LONDON: Sterling fell on Thursday, marching towards Wednesday's almost two-week low, as investors nervously awaited an impending deadline for the end of the Bank of England's emergency bond-buying programme.
A fragile yen languished near a fresh 24-year low, while markets were also on edge ahead of U.S. inflation data due later in the day for possible clues on how much higher the Federal Reserve will push interest rates.
Sterling eased 0.1% to $1.10860 at 0808 GMT, following a 1.25% rebound in the previous session after the Financial Times reported that the BoE had signalled privately to lenders that it was prepared to extend its emergency bond-buying programme beyond Friday's deadline if market conditions demanded it.
However, the central bank later reiterated that its programme of temporary gilt purchases will end on Oct. 14.
At the same time, Britain's new government said on Wednesday that it would not reverse its vast tax cuts or reduce public spending - a plan which has wreaked havoc in the country's financial markets.
On Thursday, BoE said UK pension schemes are racing to raise hundreds of billions of pounds to shore up derivatives positions before the BoE's Friday deadline.
"We can expect potential market take-up to continue to increase as market participants prepare for the BoE to exit the market.
While the government shows little sign of turning back from the path of unfunded tax cuts, we can expect the market to focus on the risks of extended Gilt market volatility and potential contagion risks," said Jeremy Stretch, head of G10 FX Strategy at CIBC Capital Markets.
He added that, unless there is a "position adjustment from the government", sterling will likely remain under pressure.

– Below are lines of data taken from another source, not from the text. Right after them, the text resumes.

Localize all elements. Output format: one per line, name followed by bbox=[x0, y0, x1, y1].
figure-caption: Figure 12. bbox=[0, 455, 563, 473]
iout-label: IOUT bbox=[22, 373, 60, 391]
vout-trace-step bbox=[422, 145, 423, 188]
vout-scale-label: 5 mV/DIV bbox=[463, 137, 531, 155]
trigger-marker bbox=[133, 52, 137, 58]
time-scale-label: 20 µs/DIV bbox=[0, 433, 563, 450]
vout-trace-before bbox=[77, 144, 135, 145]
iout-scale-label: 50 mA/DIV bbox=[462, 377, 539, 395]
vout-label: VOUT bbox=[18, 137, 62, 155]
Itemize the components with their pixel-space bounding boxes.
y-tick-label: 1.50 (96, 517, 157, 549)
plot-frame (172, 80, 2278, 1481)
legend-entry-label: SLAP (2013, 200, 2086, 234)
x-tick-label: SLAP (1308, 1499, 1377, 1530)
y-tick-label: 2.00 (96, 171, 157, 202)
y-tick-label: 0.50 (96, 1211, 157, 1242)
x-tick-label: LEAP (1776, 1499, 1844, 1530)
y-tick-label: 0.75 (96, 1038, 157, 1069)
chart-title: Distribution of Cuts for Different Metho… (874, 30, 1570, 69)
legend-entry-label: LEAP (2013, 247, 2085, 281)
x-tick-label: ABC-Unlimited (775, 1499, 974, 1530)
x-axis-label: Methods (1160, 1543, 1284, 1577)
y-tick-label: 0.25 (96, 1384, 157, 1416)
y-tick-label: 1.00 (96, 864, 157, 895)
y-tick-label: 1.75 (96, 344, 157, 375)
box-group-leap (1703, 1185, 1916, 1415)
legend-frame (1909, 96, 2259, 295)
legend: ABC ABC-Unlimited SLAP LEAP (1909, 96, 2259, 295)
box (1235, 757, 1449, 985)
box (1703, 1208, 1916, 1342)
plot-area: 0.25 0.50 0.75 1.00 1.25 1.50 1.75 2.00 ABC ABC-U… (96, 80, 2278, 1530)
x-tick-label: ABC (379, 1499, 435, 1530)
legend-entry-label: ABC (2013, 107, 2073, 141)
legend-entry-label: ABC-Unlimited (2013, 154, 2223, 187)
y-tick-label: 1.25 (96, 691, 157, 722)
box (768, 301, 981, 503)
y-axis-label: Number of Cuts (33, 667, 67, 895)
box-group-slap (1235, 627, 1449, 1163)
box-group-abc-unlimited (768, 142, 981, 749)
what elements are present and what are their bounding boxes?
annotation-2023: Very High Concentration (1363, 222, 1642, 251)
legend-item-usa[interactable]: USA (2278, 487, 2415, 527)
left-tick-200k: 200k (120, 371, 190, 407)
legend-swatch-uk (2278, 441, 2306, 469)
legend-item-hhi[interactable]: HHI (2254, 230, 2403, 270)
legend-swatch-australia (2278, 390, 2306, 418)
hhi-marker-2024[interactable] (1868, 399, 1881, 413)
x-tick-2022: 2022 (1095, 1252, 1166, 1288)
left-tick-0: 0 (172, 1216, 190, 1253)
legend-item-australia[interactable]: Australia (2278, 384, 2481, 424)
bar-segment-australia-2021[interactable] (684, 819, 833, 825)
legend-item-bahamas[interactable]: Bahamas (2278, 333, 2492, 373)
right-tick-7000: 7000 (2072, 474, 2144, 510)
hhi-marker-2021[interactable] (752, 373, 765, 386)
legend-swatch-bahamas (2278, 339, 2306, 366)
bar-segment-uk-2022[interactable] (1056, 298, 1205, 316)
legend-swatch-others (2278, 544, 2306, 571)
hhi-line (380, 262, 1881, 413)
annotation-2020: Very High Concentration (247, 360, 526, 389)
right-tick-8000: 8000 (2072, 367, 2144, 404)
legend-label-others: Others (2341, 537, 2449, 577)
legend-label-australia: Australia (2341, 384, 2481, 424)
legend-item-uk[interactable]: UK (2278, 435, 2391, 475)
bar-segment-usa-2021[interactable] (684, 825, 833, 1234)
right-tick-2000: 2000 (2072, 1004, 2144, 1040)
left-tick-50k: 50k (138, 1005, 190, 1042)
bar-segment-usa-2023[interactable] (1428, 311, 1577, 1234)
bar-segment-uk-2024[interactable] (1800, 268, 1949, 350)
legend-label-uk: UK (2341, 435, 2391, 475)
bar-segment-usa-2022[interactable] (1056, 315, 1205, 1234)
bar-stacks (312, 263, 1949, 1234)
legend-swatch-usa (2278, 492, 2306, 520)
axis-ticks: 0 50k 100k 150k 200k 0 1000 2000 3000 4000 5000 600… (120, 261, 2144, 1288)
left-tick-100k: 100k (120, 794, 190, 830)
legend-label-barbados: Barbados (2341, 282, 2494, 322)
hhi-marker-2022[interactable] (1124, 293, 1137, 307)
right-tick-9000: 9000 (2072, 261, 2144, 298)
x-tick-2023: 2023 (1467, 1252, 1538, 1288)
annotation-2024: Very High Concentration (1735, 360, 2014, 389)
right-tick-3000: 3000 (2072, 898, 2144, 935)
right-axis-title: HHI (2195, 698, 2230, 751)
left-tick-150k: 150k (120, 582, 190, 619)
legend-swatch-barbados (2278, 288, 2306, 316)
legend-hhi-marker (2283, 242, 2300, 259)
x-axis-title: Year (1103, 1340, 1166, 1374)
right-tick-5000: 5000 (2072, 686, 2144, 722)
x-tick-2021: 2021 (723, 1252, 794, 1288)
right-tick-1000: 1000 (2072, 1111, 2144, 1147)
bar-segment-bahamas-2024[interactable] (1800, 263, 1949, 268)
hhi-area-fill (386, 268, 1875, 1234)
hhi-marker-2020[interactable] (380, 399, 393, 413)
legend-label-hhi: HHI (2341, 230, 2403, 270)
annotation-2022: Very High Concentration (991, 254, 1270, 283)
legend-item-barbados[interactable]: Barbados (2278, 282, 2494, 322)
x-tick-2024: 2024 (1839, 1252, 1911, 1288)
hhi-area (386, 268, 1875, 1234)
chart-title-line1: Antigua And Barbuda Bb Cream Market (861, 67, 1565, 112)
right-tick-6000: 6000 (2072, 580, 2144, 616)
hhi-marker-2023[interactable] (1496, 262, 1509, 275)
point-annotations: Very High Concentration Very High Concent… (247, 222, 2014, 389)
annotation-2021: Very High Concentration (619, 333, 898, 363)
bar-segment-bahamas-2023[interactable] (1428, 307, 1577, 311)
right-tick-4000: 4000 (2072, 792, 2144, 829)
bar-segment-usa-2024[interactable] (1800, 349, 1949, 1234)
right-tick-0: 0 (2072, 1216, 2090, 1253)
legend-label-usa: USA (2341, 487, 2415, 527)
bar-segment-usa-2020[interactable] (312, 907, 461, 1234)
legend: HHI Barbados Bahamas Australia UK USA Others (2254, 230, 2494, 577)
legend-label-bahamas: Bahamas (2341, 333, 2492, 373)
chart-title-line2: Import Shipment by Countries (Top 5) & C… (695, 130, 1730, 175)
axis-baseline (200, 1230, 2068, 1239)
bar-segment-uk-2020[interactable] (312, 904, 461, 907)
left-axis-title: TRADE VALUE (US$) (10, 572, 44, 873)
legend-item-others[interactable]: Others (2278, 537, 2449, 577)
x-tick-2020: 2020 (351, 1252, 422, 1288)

Another currency struggling against the U.S. dollar was the yen , which traded 0.1% lower at 146.8.
This is a whisker away from an August 1998 low of 146.98 per dollar hit on Wednesday, and well past last month's low of 145.90 per dollar which prompted Japanese authorities to intervene to buy the yen.
The yen "has lost its safe haven appeal," said Rodrigo Catril, a senior currency strategist at National Australia Bank.
"There's been this sense of cautiousness around that previous high (for dollar/yen) ... now they've punched through it, and therefore it feels like you have a little bit more room to keep going, because there hasn't been any intervention."
U.S. INFLATION IN FOCUS
Elsewhere, the U.S. dollar index , which measures the greenback against a basket of peers including sterling and yen, rose 0.05% to 113.29 ahead of core inflation in the U.S. data, projected to rise 6.5% year-on-year in September.
Data showed on Wednesday that U.S. producer prices increased more than expected last month.
Minutes from the Federal Reserve's policy meeting last month showed that officials agreed they needed to raise interest rates to a more restrictive level - and then keep them there for some time - to meet their goal of lowering "broad-based and unacceptably high" inflation, even as the minutes contained a hint of a downshift in the pace of future monetary tightening.
Analysts at ING expected the dollar to continue to consolidate as the release of the September minutes revealed a still very hawkish Fed as "the cost of doing too little outweighed the cost of doing too much".
The euro flattened to $0.96965, while the antipodean currencies were nursing small declines after having fallen to fresh multi-year lows earlier in the week.